As Egypt lurches into a new era, a look at its complexities and subtleties helps us to understand the country’s likely course. Some thoughts on key issues:
The spirit of Tahrir Square is real and alive but exceedingly remote from the halls of power. Revolutionary ideas — that government should serve the people, not the reverse; that rulers should be chosen by the people; and that individuals have inherent dignity and rights — have finally penetrated a substantial portion of the country, and especially the young. In the long term, these ideas can work wonders. But for now, they are dissident ideas, firmly excluded from any operational role.

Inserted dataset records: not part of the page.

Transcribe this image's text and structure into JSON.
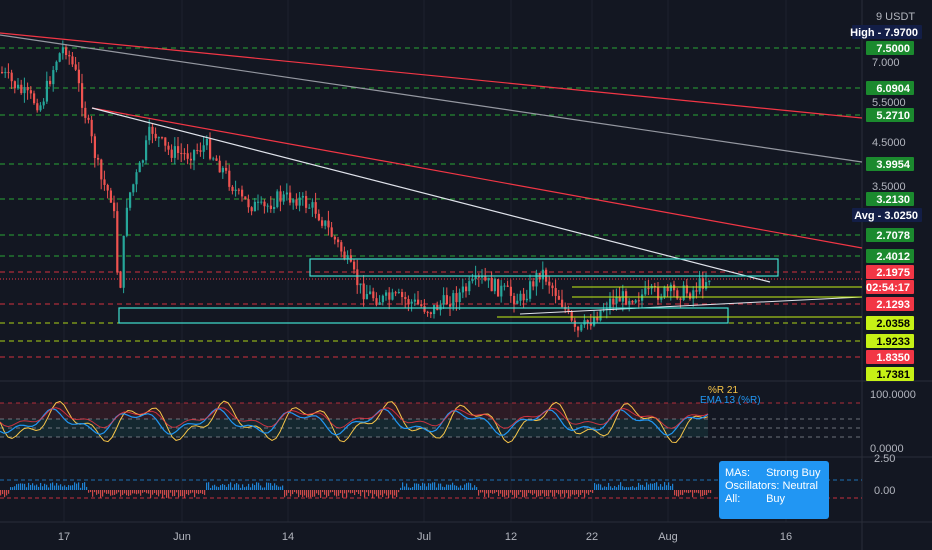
{
  "chart_data": {
    "type": "line",
    "symbol_currency": "USDT",
    "price_axis_top_label": "9",
    "price_ticks": [
      "7.000",
      "5.5000",
      "4.5000",
      "3.5000"
    ],
    "date_ticks": [
      "17",
      "Jun",
      "14",
      "Jul",
      "12",
      "22",
      "Aug",
      "16"
    ],
    "series": [],
    "levels": [
      {
        "label": "High",
        "value": "7.9700",
        "color": "#131e47",
        "text": "#ffffff"
      },
      {
        "value": "7.5000",
        "color": "#1b8a2e",
        "text": "#ffffff"
      },
      {
        "value": "6.0904",
        "color": "#1b8a2e",
        "text": "#ffffff"
      },
      {
        "value": "5.2710",
        "color": "#1b8a2e",
        "text": "#ffffff"
      },
      {
        "value": "3.9954",
        "color": "#1b8a2e",
        "text": "#ffffff"
      },
      {
        "value": "3.2130",
        "color": "#1b8a2e",
        "text": "#ffffff"
      },
      {
        "label": "Avg",
        "value": "3.0250",
        "color": "#131e47",
        "text": "#ffffff"
      },
      {
        "value": "2.7078",
        "color": "#1b8a2e",
        "text": "#ffffff"
      },
      {
        "value": "2.4012",
        "color": "#1b8a2e",
        "text": "#ffffff"
      },
      {
        "value": "2.1975",
        "color": "#f23645",
        "text": "#ffffff"
      },
      {
        "value": "02:54:17",
        "color": "#f23645",
        "text": "#ffffff"
      },
      {
        "value": "2.1293",
        "color": "#f23645",
        "text": "#ffffff"
      },
      {
        "value": "2.0358",
        "color": "#c6f116",
        "text": "#000000"
      },
      {
        "value": "1.9233",
        "color": "#c6f116",
        "text": "#000000"
      },
      {
        "value": "1.8350",
        "color": "#f23645",
        "text": "#ffffff"
      },
      {
        "value": "1.7381",
        "color": "#c6f116",
        "text": "#000000"
      }
    ],
    "oscillator": {
      "axis_labels": [
        "100.0000",
        "0.0000"
      ],
      "legend": [
        "%R 21",
        "EMA 13 (%R)"
      ],
      "colors": {
        "fast": "#f7c548",
        "slow": "#2196f3",
        "mid": "#f23645"
      }
    },
    "histogram": {
      "axis_labels": [
        "2.50",
        "0.00"
      ]
    },
    "colors": {
      "background": "#131722",
      "up": "#26a69a",
      "down": "#ef5350",
      "trend_red": "#f23645",
      "trend_grey": "#9598a1",
      "trend_white": "#e0e3eb",
      "box_cyan": "#40e0d0",
      "green_dash": "#2ebd3a",
      "red_dash": "#f23645"
    }
  },
  "technical_summary": {
    "mas_label": "MAs:",
    "mas_value": "Strong Buy",
    "osc_label": "Oscillators:",
    "osc_value": "Neutral",
    "all_label": "All:",
    "all_value": "Buy"
  }
}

Military rule will continue. Soldiers did not seize power with Hosni Mubarak’s departure two months ago; they did so in 1952. That’s when the Free Officers overthrew the constitutional monarchy and took control. One senior military man has followed another — from Naguib to Nasser to Sadat to Mubarak to Tantawi — in an unbroken succession over 59 years. With time, the military expanded its grip from the political realm to theeconomic, producing everything from television sets to olive oil and acquiring control over a sizable portion of Egypt’s wealth. The soldiers have become far too accustomed to power and the good life to give up these perks. They will do whatever it takes, be it purging Mubarak, throwing his sons in jail, banning his old political party, changing the constitution, or repressing dissent, to keep power.